Saturday, September 15, 2007

Overheating woes

Beast seemed to be getting a bit too slow for my liking, and I had this unused Athlon64 3800 CPU sitting around at school, so I thought I'd try it out. After swapping out the old A64 3000, I did some benchmarks compiling some code. The first time around, compile time dropped from 13 seconds to 10, but oddly, subsequent runs got slower and slower, it finally took 25 seconds to compile the same code before I got a kernel panic (Caps and Scroll lock blinking). Odd, I thought... why would a relatively small bump in CPU speed raise the temps so much? So I tried swapping back the old 3000 CPU, when I found the heatsink was so hot I couldn't hold on to it for more than a few seconds without letting go. Weird.

With the 3000 back in, I monitored temps and they were high but not dangerously so (55-60 C on load). I thought maybe the problem is improper heatsink grease application (my tube was almost empty), so I bought a tube of Arctic Silver 5 from NewEgg. While I was there, I blew some more cash and bought some extra RAM and, thinking the newer 90mm process would help, I bought an A64 X2 4200 (plus they are the last dual core CPUs my motherboard supports).

Turned out the X2 had the same problem, temps go all the way to 90 C (the thermal limit of the CPU) and I get random kernel panics. In desperation, I thought the MSI Neo4 motherboard wasn't sending the right Vcore to the CPU, searched forums, updated the BIOS... no good. Finally, when I was putting the 3000 CPU back in, I noticed I couldn't see the fins on the heatsink through the fan blades, so I unscrewed the fan from the heatsink.

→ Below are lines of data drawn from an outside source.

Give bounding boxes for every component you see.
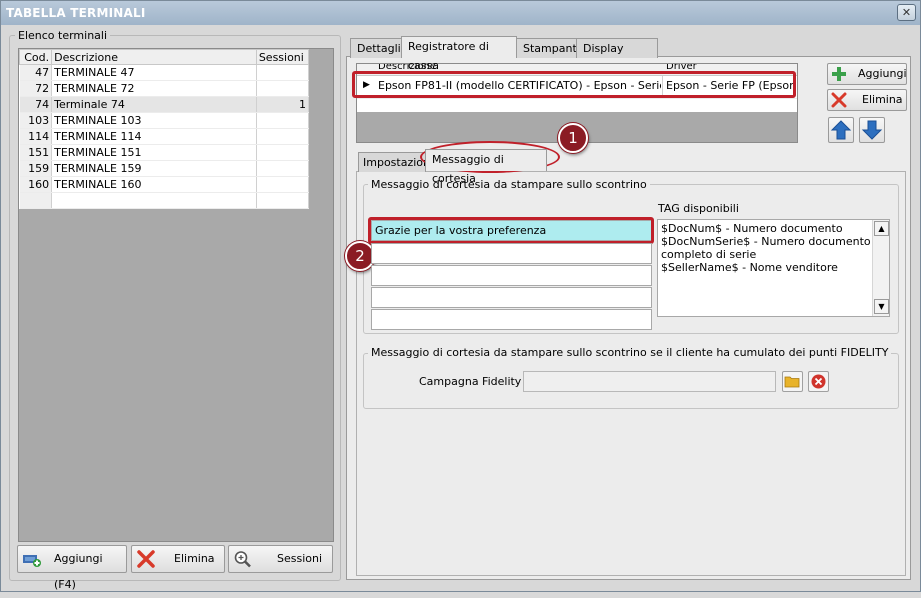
printer-description: Epson FP81-II (modello CERTIFICATO) - Ep… — [378, 79, 661, 92]
table-row[interactable]: 151 TERMINALE 151 — [19, 144, 310, 161]
row-code: 47 — [19, 64, 53, 81]
clear-campaign-button[interactable] — [808, 371, 829, 392]
tag-docnumserie: $DocNumSerie$ - Numero documento complet… — [661, 235, 871, 261]
folder-icon — [784, 376, 800, 388]
tab-dettagli[interactable]: Dettagli — [350, 38, 402, 58]
table-row[interactable]: 72 TERMINALE 72 — [19, 80, 310, 97]
row-description: TERMINALE 72 — [51, 80, 257, 97]
row-code: 151 — [19, 144, 53, 161]
row-description: TERMINALE 114 — [51, 128, 257, 145]
col-printer-driver[interactable]: Driver — [666, 64, 697, 73]
fidelity-section-label: Messaggio di cortesia da stampare sullo … — [368, 346, 892, 359]
printer-driver: Epson - Serie FP (Epson… — [666, 79, 796, 92]
table-row[interactable]: 159 TERMINALE 159 — [19, 160, 310, 177]
tab-stampanti[interactable]: Stampanti — [516, 38, 580, 58]
row-sessions — [256, 64, 310, 81]
row-code: 74 — [19, 96, 53, 113]
delete-printer-button[interactable]: Elimina — [827, 89, 907, 111]
scroll-up-icon[interactable]: ▲ — [874, 221, 889, 236]
col-sessions-header[interactable]: Sessioni — [255, 49, 310, 65]
courtesy-line-1[interactable]: Grazie per la vostra preferenza — [371, 220, 652, 241]
tags-list[interactable]: $DocNum$ - Numero documento $DocNumSerie… — [657, 219, 890, 317]
sessions-button[interactable]: Sessioni — [228, 545, 333, 573]
terminal-grid-header: Cod. Descrizione Sessioni — [18, 49, 310, 65]
row-sessions — [256, 80, 310, 97]
arrow-up-icon — [830, 120, 852, 140]
printer-row[interactable]: ▶ Epson FP81-II (modello CERTIFICATO) - … — [357, 76, 797, 98]
scroll-down-icon[interactable]: ▼ — [874, 299, 889, 314]
delete-x-icon — [137, 550, 155, 568]
courtesy-section-label: Messaggio di cortesia da stampare sullo … — [368, 178, 650, 191]
move-up-button[interactable] — [828, 117, 854, 143]
table-row[interactable]: 47 TERMINALE 47 — [19, 64, 310, 81]
tab-display-cliente[interactable]: Display cliente — [576, 38, 658, 74]
col-description-header[interactable]: Descrizione — [51, 49, 257, 65]
add-terminal-label: Aggiungi (F4) — [54, 552, 103, 591]
row-code: 114 — [19, 128, 53, 145]
move-down-button[interactable] — [859, 117, 885, 143]
row-pointer-icon: ▶ — [363, 80, 370, 90]
row-code: 72 — [19, 80, 53, 97]
courtesy-line-3[interactable] — [371, 265, 652, 286]
sessions-label: Sessioni — [277, 552, 323, 565]
row-description: TERMINALE 159 — [51, 160, 257, 177]
delete-x-icon — [831, 92, 847, 108]
row-sessions — [256, 160, 310, 177]
table-row-new[interactable] — [19, 192, 310, 209]
zoom-in-icon — [234, 551, 251, 568]
tags-scrollbar[interactable]: ▲ ▼ — [872, 220, 889, 316]
row-code: 159 — [19, 160, 53, 177]
add-printer-button[interactable]: Aggiungi — [827, 63, 907, 85]
tags-label: TAG disponibili — [658, 202, 739, 215]
plus-icon — [832, 67, 846, 81]
row-code: 103 — [19, 112, 53, 129]
row-sessions — [256, 128, 310, 145]
tab-messaggio-di-cortesia[interactable]: Messaggio di cortesia — [425, 149, 547, 185]
table-row-selected[interactable]: 74 Terminale 74 1 — [19, 96, 310, 113]
terminal-grid[interactable]: Cod. Descrizione Sessioni 47 TERMINALE 47… — [18, 48, 334, 542]
table-row[interactable]: 160 TERMINALE 160 — [19, 176, 310, 193]
row-description: Terminale 74 — [51, 96, 257, 113]
delete-terminal-label: Elimina — [174, 552, 215, 565]
clear-icon — [811, 374, 826, 389]
add-printer-label: Aggiungi — [858, 67, 907, 80]
add-terminal-button[interactable]: Aggiungi (F4) — [17, 545, 127, 591]
delete-terminal-button[interactable]: Elimina — [131, 545, 225, 573]
row-description: TERMINALE 47 — [51, 64, 257, 81]
tab-impostazioni[interactable]: Impostazioni — [358, 152, 433, 172]
row-code: 160 — [19, 176, 53, 193]
table-row[interactable]: 114 TERMINALE 114 — [19, 128, 310, 145]
table-row[interactable]: 103 TERMINALE 103 — [19, 112, 310, 129]
tag-sellername: $SellerName$ - Nome venditore — [661, 261, 838, 274]
window-title: TABELLA TERMINALI — [1, 1, 920, 25]
row-description: TERMINALE 103 — [51, 112, 257, 129]
tag-docnum: $DocNum$ - Numero documento — [661, 222, 843, 235]
courtesy-line-2[interactable] — [371, 243, 652, 264]
browse-campaign-button[interactable] — [782, 371, 803, 392]
row-sessions — [256, 112, 310, 129]
terminal-list-label: Elenco terminali — [15, 29, 111, 42]
add-device-icon — [23, 555, 41, 567]
annotation-badge-1: 1 — [558, 123, 588, 153]
fidelity-campaign-label: Campagna Fidelity : — [419, 375, 529, 388]
tab-registratore-di-cassa[interactable]: Registratore di cassa — [401, 36, 517, 72]
arrow-down-icon — [861, 120, 883, 140]
row-sessions — [256, 176, 310, 193]
row-description: TERMINALE 151 — [51, 144, 257, 161]
tabella-terminali-window: TABELLA TERMINALI ✕ Elenco terminali Cod… — [0, 0, 921, 592]
courtesy-line-5[interactable] — [371, 309, 652, 330]
row-sessions: 1 — [256, 96, 310, 113]
printer-new-row[interactable] — [357, 98, 797, 112]
col-code-header[interactable]: Cod. — [18, 49, 53, 65]
fidelity-campaign-field[interactable] — [523, 371, 776, 392]
delete-printer-label: Elimina — [862, 93, 903, 106]
row-sessions — [256, 144, 310, 161]
courtesy-line-4[interactable] — [371, 287, 652, 308]
row-description: TERMINALE 160 — [51, 176, 257, 193]
close-icon[interactable]: ✕ — [897, 4, 916, 21]
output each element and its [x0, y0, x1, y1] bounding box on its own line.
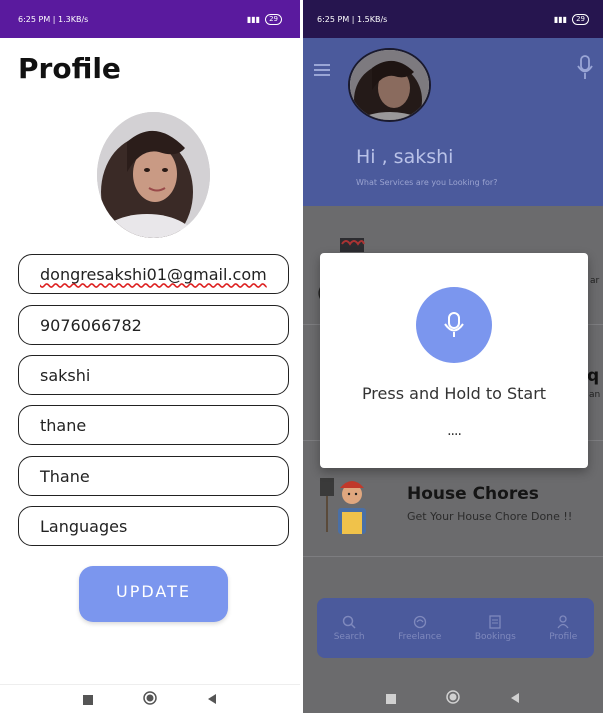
- greeting: Hi , sakshi: [356, 146, 454, 168]
- email-field[interactable]: dongresakshi01@gmail.com: [18, 254, 289, 294]
- name-value: sakshi: [40, 365, 91, 385]
- update-button[interactable]: UPDATE: [79, 566, 228, 622]
- page-title: Profile: [18, 52, 121, 85]
- city-field[interactable]: thane: [18, 405, 289, 445]
- phone-value: 9076066782: [40, 315, 142, 335]
- languages-field[interactable]: Languages: [18, 506, 289, 546]
- tab-label: Bookings: [474, 631, 516, 642]
- system-nav-bar: [0, 684, 300, 713]
- signal-icon: ▮▮▮: [553, 14, 568, 24]
- tab-freelance[interactable]: Freelance: [398, 615, 441, 642]
- back-icon[interactable]: [207, 690, 217, 709]
- list-divider: [303, 556, 603, 557]
- status-time: 6:25 PM | 1.5KB/s: [317, 14, 388, 24]
- bottom-tab-bar: Search Freelance Bookings Profile: [317, 598, 594, 658]
- phone-field[interactable]: 9076066782: [18, 305, 289, 345]
- email-value: dongresakshi01@gmail.com: [40, 264, 267, 284]
- service-icon: [338, 236, 366, 254]
- tab-profile[interactable]: Profile: [549, 614, 578, 642]
- tab-label: Freelance: [398, 631, 442, 642]
- tab-search[interactable]: Search: [334, 615, 365, 642]
- service-partial-text: an: [589, 390, 601, 400]
- microphone-icon: [444, 312, 464, 337]
- home-screen: 6:25 PM | 1.5KB/s ▮▮▮ 29 Hi , sakshi Wha…: [303, 0, 603, 713]
- home-icon[interactable]: [446, 689, 460, 708]
- avatar[interactable]: [97, 112, 210, 238]
- service-subtitle: Get Your House Chore Done !!: [407, 510, 573, 523]
- tab-label: Search: [333, 631, 365, 642]
- recents-icon[interactable]: [386, 689, 396, 708]
- district-field[interactable]: Thane: [18, 456, 289, 496]
- record-button[interactable]: [416, 287, 492, 363]
- dialog-message: Press and Hold to Start: [361, 384, 547, 403]
- service-title[interactable]: House Chores: [407, 484, 539, 504]
- menu-icon[interactable]: [314, 64, 330, 76]
- avatar[interactable]: [348, 48, 431, 122]
- profile-screen: 6:25 PM | 1.3KB/s ▮▮▮ 29 Profile dongres…: [0, 0, 300, 713]
- battery-icon: 29: [572, 13, 589, 25]
- tab-bookings[interactable]: Bookings: [474, 614, 516, 642]
- service-partial-text: q: [587, 366, 600, 386]
- microphone-icon[interactable]: [577, 55, 593, 81]
- status-bar: 6:25 PM | 1.3KB/s ▮▮▮ 29: [0, 0, 300, 38]
- freelance-icon: [413, 615, 426, 628]
- signal-icon: ▮▮▮: [246, 14, 261, 24]
- greeting-subtitle: What Services are you Looking for?: [356, 178, 498, 187]
- status-icons: ▮▮▮ 29: [246, 13, 282, 25]
- name-field[interactable]: sakshi: [18, 355, 289, 395]
- system-nav-bar: [303, 684, 603, 713]
- status-icons: ▮▮▮ 29: [553, 13, 589, 25]
- bookings-icon: [489, 614, 501, 629]
- languages-value: Languages: [40, 516, 128, 536]
- back-icon[interactable]: [510, 689, 520, 708]
- voice-dialog: Press and Hold to Start ....: [320, 253, 588, 468]
- district-value: Thane: [40, 466, 90, 486]
- house-chores-icon: [318, 474, 376, 536]
- tab-label: Profile: [549, 631, 578, 642]
- service-partial-text: ar: [590, 276, 600, 286]
- profile-icon: [557, 614, 569, 628]
- home-icon[interactable]: [143, 690, 157, 709]
- status-time: 6:25 PM | 1.3KB/s: [18, 14, 89, 24]
- listening-indicator: ....: [447, 423, 462, 439]
- battery-icon: 29: [265, 13, 282, 25]
- city-value: thane: [40, 415, 87, 435]
- recents-icon[interactable]: [83, 690, 93, 709]
- search-icon: [342, 615, 356, 629]
- status-bar: 6:25 PM | 1.5KB/s ▮▮▮ 29: [303, 0, 603, 38]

What I saw next almost made me sick:

Heatsink before cleaning

Three years of almost non-stop operation (save for the 1 month I went to India) and the fan had blown a huge layer of crud over the heatsink fins, completely covering them up, meaning zero airflow. Yikes!

I disassembled the heatsink (it's a fairly decent Kingwin all-copper heatsink. Nice and heavy!), used tweezers to remove the layers of dust bunnies, blew out as much dust as I could, then washed it in the sink. The result was a nice, shiny copper heatsink. This is what it looked like with everything but the fan back in place:

Heatsink after cleaning

After reassembling the whole thing, idle temps were around 33-35 (my room isn't air conditioned), on load it went up to maybe 48. Much better.

Makes me wonder... many people complain that when they buy a new computer, everything works well and things are fast. Then later, despite reinstalling operating systems and so on, things are unstable and prone to lock up. I wonder if accumulated dust may be the reason. Modern CPUs consume vast amounts of energy, all of which must be converted to heat. Without a good heatsink, CPUs are designed to throttle back their speed to protect themselves, and in extremes, shut off completely.

One way to detect such problems early on is to use hardware monitoring programs. Linux users can configure and set up lm_sensors (the sensors-config script makes this easy), then run monitoring progams like gkrellm or the GNOME sensors applet. Windows users can run SpeedFan or MBM5. Watch the CPU temps for signs of abnormal behavior, especially when on load.